The Texas Railroad Commission that regulates oil and gas production in the state that contributes forty-one percent of oil and twenty-five percent of gas to the national pool is forecasting a contraction of three to four million barrels per day that would make the United States a net oil importer again. In spite of appeals from Pioneer Natural Resources and Parsley Energy executives for the commission to impose quotas upon the industry, it has opted to stand aside. Since the OPEC agreement, a loss of twenty million barrels per day of production by other producers is reflecting their high-cost production. Although prices are recovering to $40.00 per barrel, it will not help the domestic industry that requires levels closer to $50 or $60. That is leaving Donald Trump with several hard choices. In order to save the inefficient industry, the president will have to impose stiff tariffs or quotas to push prices back into the $50 range that will enable more firms to be profitable with the overall economy bearing the costs. The other choices are to reduce royalty charges that are being done already and finance the temporary shutdown of troubled producers until oil prices stabilize at a higher level at which point the problem of too much supply will repeat. The fracking industry with its ability to stop and start production quickly and to raise funds is the core of the problem.
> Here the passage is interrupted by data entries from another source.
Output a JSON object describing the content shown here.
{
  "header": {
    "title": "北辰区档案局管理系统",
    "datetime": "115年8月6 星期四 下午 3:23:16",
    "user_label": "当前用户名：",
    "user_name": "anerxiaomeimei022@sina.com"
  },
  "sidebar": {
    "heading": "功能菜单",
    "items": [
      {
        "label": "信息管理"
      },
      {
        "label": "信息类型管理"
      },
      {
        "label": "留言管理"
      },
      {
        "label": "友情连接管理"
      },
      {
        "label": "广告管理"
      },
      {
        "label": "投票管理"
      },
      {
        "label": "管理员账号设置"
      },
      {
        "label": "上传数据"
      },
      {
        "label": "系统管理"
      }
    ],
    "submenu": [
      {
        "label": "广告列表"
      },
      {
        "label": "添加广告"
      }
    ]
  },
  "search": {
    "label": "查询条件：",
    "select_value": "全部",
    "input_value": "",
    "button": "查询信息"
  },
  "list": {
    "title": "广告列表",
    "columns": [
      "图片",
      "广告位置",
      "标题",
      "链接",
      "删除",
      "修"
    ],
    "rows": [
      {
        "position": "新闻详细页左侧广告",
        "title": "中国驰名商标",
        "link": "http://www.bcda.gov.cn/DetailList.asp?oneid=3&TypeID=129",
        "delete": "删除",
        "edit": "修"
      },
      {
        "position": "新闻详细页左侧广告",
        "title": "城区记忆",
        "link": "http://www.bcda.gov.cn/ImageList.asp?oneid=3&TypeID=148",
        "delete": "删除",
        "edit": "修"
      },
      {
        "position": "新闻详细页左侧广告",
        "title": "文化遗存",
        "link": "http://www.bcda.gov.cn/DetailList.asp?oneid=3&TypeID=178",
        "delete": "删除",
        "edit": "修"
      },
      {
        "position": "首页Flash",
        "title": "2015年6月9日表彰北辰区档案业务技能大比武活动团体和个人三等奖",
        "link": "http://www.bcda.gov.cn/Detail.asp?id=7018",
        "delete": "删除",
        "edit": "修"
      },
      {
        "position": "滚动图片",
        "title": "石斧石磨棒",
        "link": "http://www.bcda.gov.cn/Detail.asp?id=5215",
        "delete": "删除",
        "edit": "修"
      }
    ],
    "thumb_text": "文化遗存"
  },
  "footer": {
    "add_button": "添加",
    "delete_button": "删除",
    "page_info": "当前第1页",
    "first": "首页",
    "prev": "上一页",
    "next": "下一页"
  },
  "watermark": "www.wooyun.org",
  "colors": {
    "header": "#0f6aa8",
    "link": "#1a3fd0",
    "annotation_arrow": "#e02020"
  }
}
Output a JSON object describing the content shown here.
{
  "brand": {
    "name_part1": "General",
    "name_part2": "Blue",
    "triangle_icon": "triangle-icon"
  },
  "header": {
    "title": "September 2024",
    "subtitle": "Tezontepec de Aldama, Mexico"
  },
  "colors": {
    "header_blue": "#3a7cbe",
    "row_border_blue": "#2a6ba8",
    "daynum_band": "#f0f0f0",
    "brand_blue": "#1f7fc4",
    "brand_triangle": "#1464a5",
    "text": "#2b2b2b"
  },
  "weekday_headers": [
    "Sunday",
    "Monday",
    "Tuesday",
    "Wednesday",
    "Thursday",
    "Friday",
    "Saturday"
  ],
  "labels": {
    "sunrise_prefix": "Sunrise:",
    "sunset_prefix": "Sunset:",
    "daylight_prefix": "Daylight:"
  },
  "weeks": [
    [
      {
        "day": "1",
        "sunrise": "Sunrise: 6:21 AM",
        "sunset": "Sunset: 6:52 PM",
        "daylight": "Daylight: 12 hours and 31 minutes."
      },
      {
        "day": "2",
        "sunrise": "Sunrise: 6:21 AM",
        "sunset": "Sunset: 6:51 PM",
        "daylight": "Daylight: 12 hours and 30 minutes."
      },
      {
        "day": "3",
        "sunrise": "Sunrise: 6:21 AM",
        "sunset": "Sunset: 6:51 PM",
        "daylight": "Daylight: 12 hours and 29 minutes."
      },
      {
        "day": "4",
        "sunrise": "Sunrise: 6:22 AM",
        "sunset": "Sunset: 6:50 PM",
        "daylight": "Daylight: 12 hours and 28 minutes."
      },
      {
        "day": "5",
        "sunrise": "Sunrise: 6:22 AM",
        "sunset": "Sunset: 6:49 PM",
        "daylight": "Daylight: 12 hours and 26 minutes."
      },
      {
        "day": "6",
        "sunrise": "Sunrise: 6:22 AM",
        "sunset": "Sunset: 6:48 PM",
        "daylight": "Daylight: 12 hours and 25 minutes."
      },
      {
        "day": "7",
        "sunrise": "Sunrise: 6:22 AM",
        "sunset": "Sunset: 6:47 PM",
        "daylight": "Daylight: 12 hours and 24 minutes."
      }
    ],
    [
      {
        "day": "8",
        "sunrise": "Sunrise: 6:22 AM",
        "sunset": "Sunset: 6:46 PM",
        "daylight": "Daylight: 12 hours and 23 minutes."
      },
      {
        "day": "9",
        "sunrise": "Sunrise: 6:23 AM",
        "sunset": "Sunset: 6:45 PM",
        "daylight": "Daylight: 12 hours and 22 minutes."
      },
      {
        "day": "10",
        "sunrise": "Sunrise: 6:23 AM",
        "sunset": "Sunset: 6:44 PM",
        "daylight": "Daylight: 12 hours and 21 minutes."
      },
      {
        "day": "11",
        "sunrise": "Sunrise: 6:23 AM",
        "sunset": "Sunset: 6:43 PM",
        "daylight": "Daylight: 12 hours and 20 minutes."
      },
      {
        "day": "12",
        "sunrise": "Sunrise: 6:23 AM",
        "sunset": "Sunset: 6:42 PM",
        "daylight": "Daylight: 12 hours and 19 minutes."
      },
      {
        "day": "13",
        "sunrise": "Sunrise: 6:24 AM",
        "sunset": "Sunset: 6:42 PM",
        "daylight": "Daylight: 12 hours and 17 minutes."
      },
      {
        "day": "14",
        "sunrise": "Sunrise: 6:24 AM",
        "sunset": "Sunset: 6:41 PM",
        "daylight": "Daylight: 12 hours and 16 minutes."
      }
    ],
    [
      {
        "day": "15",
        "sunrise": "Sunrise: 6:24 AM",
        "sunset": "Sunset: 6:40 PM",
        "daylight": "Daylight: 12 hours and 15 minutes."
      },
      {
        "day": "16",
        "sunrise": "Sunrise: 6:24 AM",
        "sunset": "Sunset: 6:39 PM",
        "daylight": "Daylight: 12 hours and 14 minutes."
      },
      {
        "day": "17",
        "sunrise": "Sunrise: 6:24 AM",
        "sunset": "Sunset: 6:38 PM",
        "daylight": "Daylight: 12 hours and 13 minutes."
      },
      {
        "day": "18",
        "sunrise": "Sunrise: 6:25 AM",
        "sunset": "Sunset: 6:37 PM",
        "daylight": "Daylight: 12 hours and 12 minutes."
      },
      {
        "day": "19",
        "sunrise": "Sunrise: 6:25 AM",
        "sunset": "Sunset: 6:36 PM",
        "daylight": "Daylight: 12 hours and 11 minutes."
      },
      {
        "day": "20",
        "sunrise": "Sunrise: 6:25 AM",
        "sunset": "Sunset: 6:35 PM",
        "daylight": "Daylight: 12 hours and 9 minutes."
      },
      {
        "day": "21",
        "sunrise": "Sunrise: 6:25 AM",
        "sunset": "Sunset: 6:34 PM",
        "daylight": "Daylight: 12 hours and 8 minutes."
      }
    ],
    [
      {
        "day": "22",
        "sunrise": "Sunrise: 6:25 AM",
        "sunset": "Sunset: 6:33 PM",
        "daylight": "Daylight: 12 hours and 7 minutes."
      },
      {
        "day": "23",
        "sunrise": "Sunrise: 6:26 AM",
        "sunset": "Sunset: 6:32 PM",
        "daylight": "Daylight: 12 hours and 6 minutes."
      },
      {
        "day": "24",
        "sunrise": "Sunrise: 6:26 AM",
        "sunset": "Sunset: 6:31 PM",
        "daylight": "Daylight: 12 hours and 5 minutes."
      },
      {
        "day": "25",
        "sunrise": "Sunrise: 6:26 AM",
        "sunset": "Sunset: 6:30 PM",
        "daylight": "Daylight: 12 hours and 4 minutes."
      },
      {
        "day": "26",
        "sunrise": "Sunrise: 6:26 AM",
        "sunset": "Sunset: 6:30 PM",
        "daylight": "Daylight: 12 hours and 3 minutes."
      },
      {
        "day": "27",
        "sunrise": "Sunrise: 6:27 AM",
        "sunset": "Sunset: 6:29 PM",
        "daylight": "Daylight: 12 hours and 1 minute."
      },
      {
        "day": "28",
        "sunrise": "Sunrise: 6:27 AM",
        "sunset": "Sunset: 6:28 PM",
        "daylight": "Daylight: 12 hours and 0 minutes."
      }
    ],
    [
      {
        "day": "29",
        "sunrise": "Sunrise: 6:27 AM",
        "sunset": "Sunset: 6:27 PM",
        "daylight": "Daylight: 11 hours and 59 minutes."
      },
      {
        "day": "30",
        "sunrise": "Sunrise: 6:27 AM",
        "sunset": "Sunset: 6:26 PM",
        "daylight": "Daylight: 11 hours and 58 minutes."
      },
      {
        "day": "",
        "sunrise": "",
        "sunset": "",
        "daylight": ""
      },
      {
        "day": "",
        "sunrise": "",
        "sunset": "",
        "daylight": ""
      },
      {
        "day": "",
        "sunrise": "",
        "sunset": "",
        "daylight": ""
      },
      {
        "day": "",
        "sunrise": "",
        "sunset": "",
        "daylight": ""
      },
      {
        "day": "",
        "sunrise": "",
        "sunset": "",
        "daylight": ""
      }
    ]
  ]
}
According to a report from the Institute for Energy Economics and Financial Analysis, the oil industry ranks last in the S&P 500 index. Despite its minor economic importance, it commands so much interest because it has been politicized by being declared vital to national security and used for international leverage. When placed in a historical context, the industry is going simply through a normal upsurge in growth followed by a purging of many insolvent firms with a few larger companies assuming domination. It happened to the automobile, railway, computer industries, and others.

Time is not on the president’s side. He will have to make decisions soon, very soon. Fifty million barrels of Saudi oil is heading for the Gulf and Pacific coasts. The Saudi prince will not allow the hydraulic fracturing industry in the United States to challenge Saudi world energy domination.